Film ini ditutup dengan haru. Paduan suara itu berkesempatan tampil dalam sebuah konser dan mereka boleh mengundang keluarga atau orang lain. Mereka diberikan kesempatan pula untuk bertemu setelah konser berakhir. Jong-hye akhirnya bisa bertemu dengan Min-woo yang tergabung dalam Yellow Ribbon Children Choir. Rasa rindu yang selama ini ada dalam diri Jong-hye teruak ketika bisa memeluk Min-woo. Meskipun Min-woo tidak tahu itu ibunya, Jong-hye tetap tersenyum padanya. Sakit. Pasti sakit.

Pertemuan-pertemuan itu dipenuhi dengan keharuan dan permohonan maaf. Ketika pelukan dan air mata membaur, segala kesesalan pun sirna. Maaf pun diberikan dan hubungan baik kembali terbina dengan keluarga. Namun nyatanya film ini ditutup dengan akhir yang menyedihkan, seolah-olah tidak ingin membuat penonton merasa senang.

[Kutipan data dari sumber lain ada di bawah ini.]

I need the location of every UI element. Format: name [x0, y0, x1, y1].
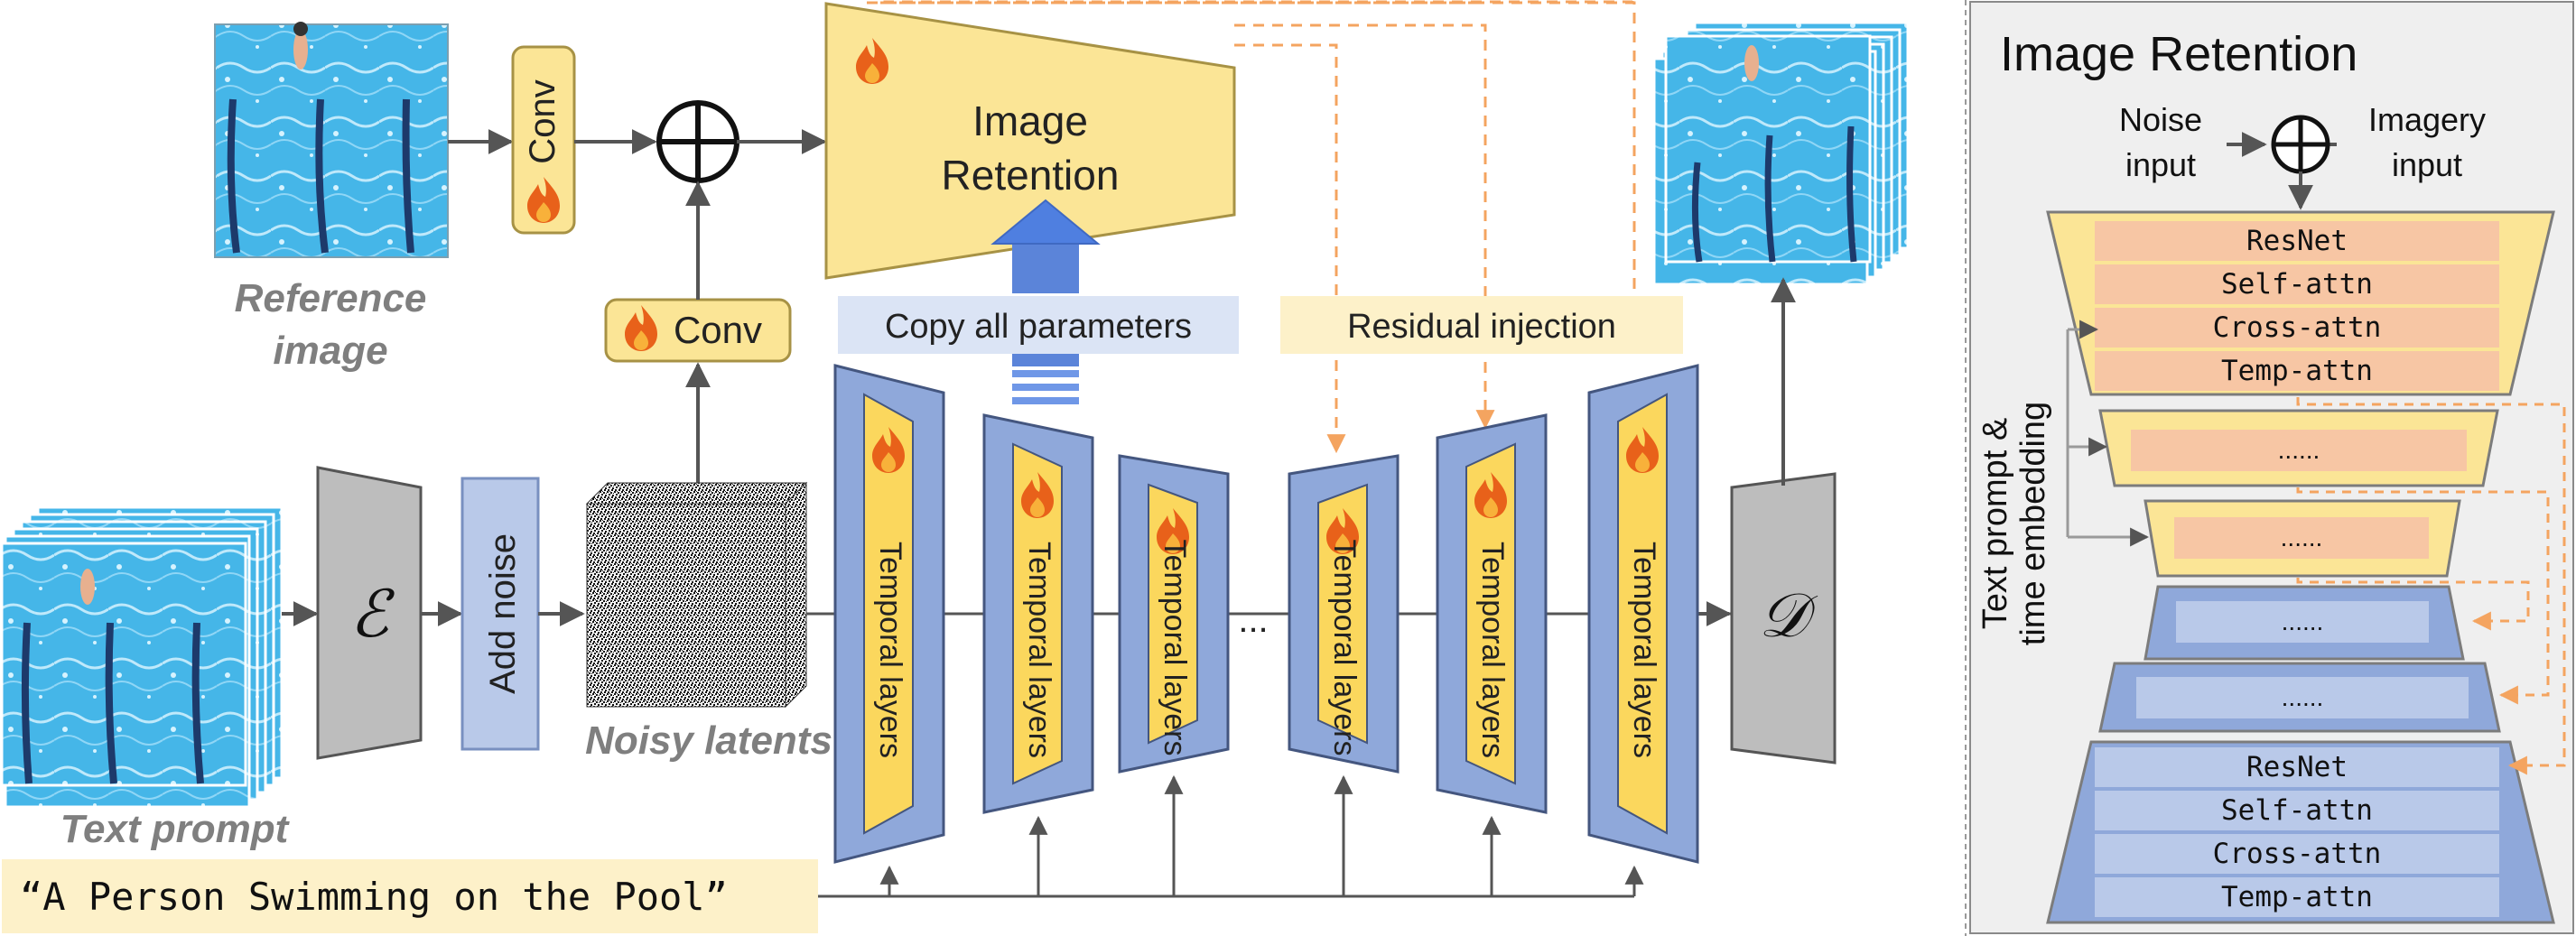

Hukuman mati nenek dijatuhkan tidak lama setelah konser berakhir. Nenek diberi kesempatan sehari bersama kedua anaknya, anak-anak yang akhirnya bisa memaafkan kesalahannya berpuluh tahun silam. Dengan tangis, kepergian nenek menjalani hukumannya pun menutup film ini.

Meskipun ada beberapa hal-hal kecil yang mengganjal, film ini tetap memikat saya. Sederhana namun maknanya dalam. Toh tidak hanya saya yang mencucurkan air mata (duileee berlebihaaannn :P ), seorang teman saya pun diam-diam mengusap sudut matanya. Mungkin karena kami berdua wanita dan kami berdua sama-sama sensitif sehingga film ini begitu mengharu-biru. Tapi mungkin saja kalian yang menontonnya juga dibanjiri air mata karena memang filmnya yang mengharuskan kita berbuat demikian.